Last summer I was downtown. A middle-aged black man in tattered clothes approached me. “Man, I ain’t going to lie to you”, he said. “I’m trying to get money to buy some beer.” I laughed, thanked him for his honesty, and handed him a couple of dollars. It was a hot day; I was planning on having a beer when I got home, and I didn’t begrudge the man the simple pleasure of a cold brew on a hot day.
I mention this because I don’t know how many times I have heard people say that they do not give money to beggars because they fear they will not spend it on food but on drugs or liquor. I have never been of this mind, and always give to those who ask. It is pretty clear to me that this is commanded by Christ, and I don’t remember him adding “Unless you are pretty sure they are not really hungry.” And the Fathers remind us that when we give to the needy from our abundance it is not charity but justice; it is theirs’ by right. I have always felt it was my obligation to give, and the obligation to tell the truth was the beggar’s, not that I think the merciful God would be harsh on some poor addict who lied to obtain the only solace he knows. For that matter, who knows what sort of life the poor person has lived; a disproportionate number of homeless people are combat veterans, witnesses or participants in God knows what horrors. Others come from such dysfunctional homes that I can hardly imagine. Mercy does not stop at addiction.
And what if you judge a person to be lying and you are wrong? I tremble at the thought of standing before Christ on the Last Day and hearing “I was hungry and you did not feed me.”
A number of years ago, when my two oldest sons were small, we attended a minor league baseball game in Akron with a new acquaintance and his sons, who were around my sons’ age. Our wives had met and hit it off, and as Catholic homeschooling dads of many children we, at least superficially, had a lot in common.
The drive to Akron was pleasant enough; small talk and brief autobiographies. The game was great; the Aeros’ stadium is a beautiful venue for my favorite game, and the Aeros won.
Walking through downtown on the way back to our car the children spotted a couple of homeless people sleeping in a sheltered place in a parking garage. We don’t go to the city much, and they were curious. The other man explained to his questioning children that people were homeless because they were drunks or on drugs, that there is no reason to be homeless in America, and that they should never give money to such people.
I countered that in America vast numbers of working class people were only a paycheck or two or a sudden medical debt away from being homeless -this before the recession- and that I had personal experience in two shelters and knew many hardworking people that were homeless. And I added that Christ never authorized us to judge which beggar deserved our alms.
The argument continued and expanded during the half hour drive home. And while our wives are still fond of each other, on the rare occasions that we are in the same room it is cordial but tense.
I am not one to sort my friends based on politics, and I have friends across the spectrum, from anarchists to monarchists and everything in between. But this was beyond politics; this was hostility to the poor, and that from someone professing love of Christ. It stunned me, just as it stuns me when I meet Christians who are seemingly indifferent to any dead babies who are not killed in American abortion clinics, or Christians who are enthusiastic proponents of nationalistic wars, or….

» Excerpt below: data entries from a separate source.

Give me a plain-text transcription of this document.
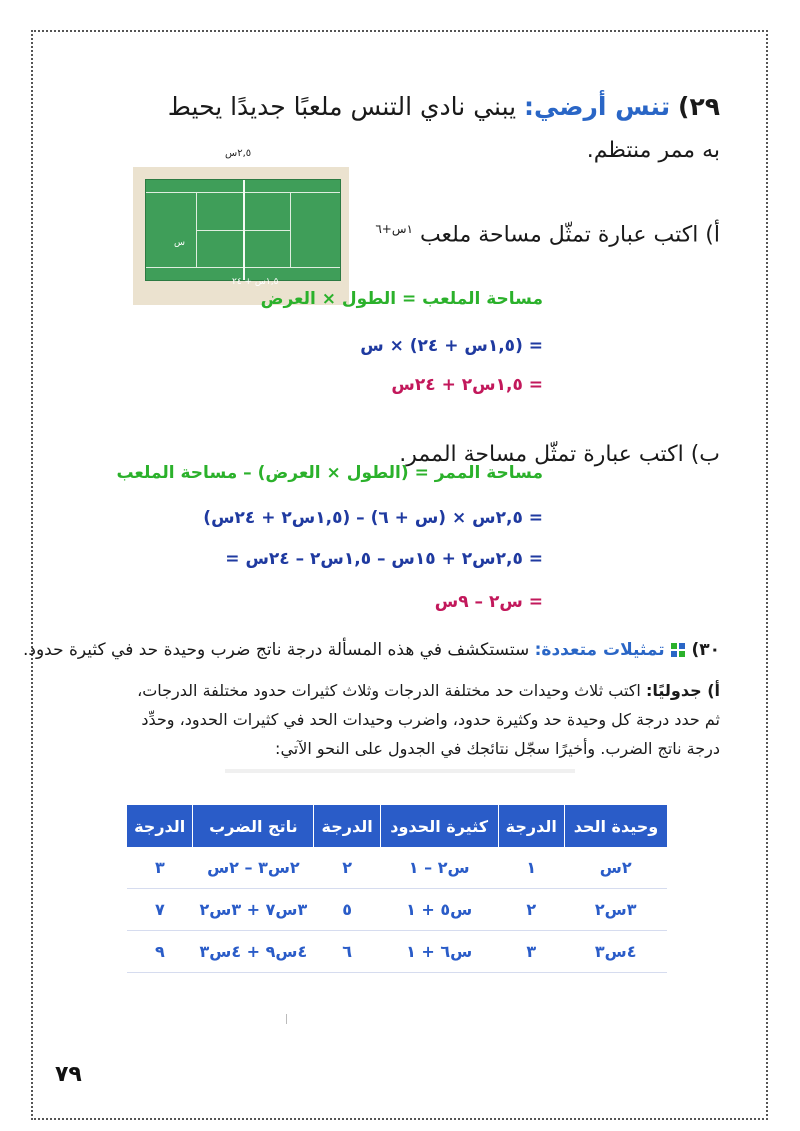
٢٩) تنس أرضي: يبني نادي التنس ملعبًا جديدًا يحيط
به ممر منتظم.
٢,٥س
س
١,٥س + ٢٤
أ) اكتب عبارة تمثّل مساحة ملعب $^{١س+٦}$
مساحة الملعب = الطول × العرض
= (١,٥س + ٢٤) × س
= ١,٥س٢ + ٢٤س
ب) اكتب عبارة تمثّل مساحة الممر.
مساحة الممر = (الطول × العرض) – مساحة الملعب
= ٢,٥س × (س + ٦) – (١,٥س٢ + ٢٤س)
= ٢,٥س٢ + ١٥س – ١,٥س٢ – ٢٤س =
= س٢ – ٩س
٣٠)  تمثيلات متعددة: ستستكشف في هذه المسألة درجة ناتج ضرب وحيدة حد في كثيرة حدود.
أ) جدوليًا: اكتب ثلاث وحيدات حد مختلفة الدرجات وثلاث كثيرات حدود مختلفة الدرجات، ثم حدد درجة كل وحيدة حد وكثيرة حدود، واضرب وحيدات الحد في كثيرات الحدود، وحدِّد درجة ناتج الضرب. وأخيرًا سجّل نتائجك في الجدول على النحو الآتي:
وحيدة الحد	الدرجة	كثيرة الحدود	الدرجة	ناتج الضرب	الدرجة
٢س	١	س٢ – ١	٢	٢س٣ – ٢س	٣
٣س٢	٢	س٥ + ١	٥	٣س٧ + ٣س٢	٧
٤س٣	٣	س٦ + ١	٦	٤س٩ + ٤س٣	٩
٧٩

I am pretty much permanently stunned.
There are various forms of urban legend to the effect that so-and-so offered, instead of money, food to someone claiming to be hungry and it was refused, thus proving that the whole thing is really a ruse.
I am sceptical.
When I was young I lived near DC, far from family, and with no girlfriend for long stretches. I had a lot of time on my hands, and when you live alone Sunday afternoons are the loneliest of the week. I figured I might as well do good works.

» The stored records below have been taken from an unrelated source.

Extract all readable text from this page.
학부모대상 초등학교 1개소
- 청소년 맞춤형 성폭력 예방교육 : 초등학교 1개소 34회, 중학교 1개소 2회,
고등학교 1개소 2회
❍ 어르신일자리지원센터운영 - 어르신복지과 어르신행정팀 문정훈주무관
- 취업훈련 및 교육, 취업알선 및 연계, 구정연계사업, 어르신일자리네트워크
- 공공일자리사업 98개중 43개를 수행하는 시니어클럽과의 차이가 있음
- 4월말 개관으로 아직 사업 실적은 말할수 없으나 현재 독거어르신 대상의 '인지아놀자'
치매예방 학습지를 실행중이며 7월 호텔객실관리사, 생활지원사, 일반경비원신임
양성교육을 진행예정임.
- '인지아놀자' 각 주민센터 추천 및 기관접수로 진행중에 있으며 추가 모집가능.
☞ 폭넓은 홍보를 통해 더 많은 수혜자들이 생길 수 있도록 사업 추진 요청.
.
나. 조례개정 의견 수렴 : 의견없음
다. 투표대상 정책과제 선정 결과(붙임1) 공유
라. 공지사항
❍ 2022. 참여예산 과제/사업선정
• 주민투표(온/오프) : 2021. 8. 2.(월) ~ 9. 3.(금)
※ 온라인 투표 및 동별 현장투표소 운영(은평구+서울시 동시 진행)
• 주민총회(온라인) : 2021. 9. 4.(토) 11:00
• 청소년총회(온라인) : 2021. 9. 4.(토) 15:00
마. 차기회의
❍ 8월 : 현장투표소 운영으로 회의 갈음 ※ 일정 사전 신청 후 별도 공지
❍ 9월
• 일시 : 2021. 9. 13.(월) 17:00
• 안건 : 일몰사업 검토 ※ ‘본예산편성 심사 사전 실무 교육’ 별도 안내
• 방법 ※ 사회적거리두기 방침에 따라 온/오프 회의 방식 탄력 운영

So I would pack a grocery bag with food and drive into DC. It never took me long to find a homeless person, and they never once refused the food I offered. And I was always moved by the fact that they never found a hidden spot to eat and then stash the remains for later. They always went and found others with whom to share it.

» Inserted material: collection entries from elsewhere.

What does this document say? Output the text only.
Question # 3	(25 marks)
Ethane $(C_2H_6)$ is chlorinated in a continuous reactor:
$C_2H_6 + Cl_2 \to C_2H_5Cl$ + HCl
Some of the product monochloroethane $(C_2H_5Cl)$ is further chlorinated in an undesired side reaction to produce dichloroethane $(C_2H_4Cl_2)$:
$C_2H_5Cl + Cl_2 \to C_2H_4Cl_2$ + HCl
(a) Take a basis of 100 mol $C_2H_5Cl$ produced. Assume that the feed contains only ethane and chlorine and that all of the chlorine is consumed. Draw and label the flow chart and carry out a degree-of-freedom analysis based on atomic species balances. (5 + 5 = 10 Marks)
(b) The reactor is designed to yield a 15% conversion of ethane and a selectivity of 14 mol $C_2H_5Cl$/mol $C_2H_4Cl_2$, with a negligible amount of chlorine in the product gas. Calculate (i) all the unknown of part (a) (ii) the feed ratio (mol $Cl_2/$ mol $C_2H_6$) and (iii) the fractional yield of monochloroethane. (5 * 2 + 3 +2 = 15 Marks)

And when I lived with a Franciscan community in the South Bronx in the 80s- at the time a place of utter desolation- we always, lacking cash, packed some sandwiches and bags of peanuts when we rode the subway into town. Never once was our food refused.
And what’s more, I don’t ever remember my gifts of cash or food being received without a “God bless you.”
And that is perhaps the greatest reason to give to the poor: you receive a blessing.
And I for one believe that God honors beggars’ blessings.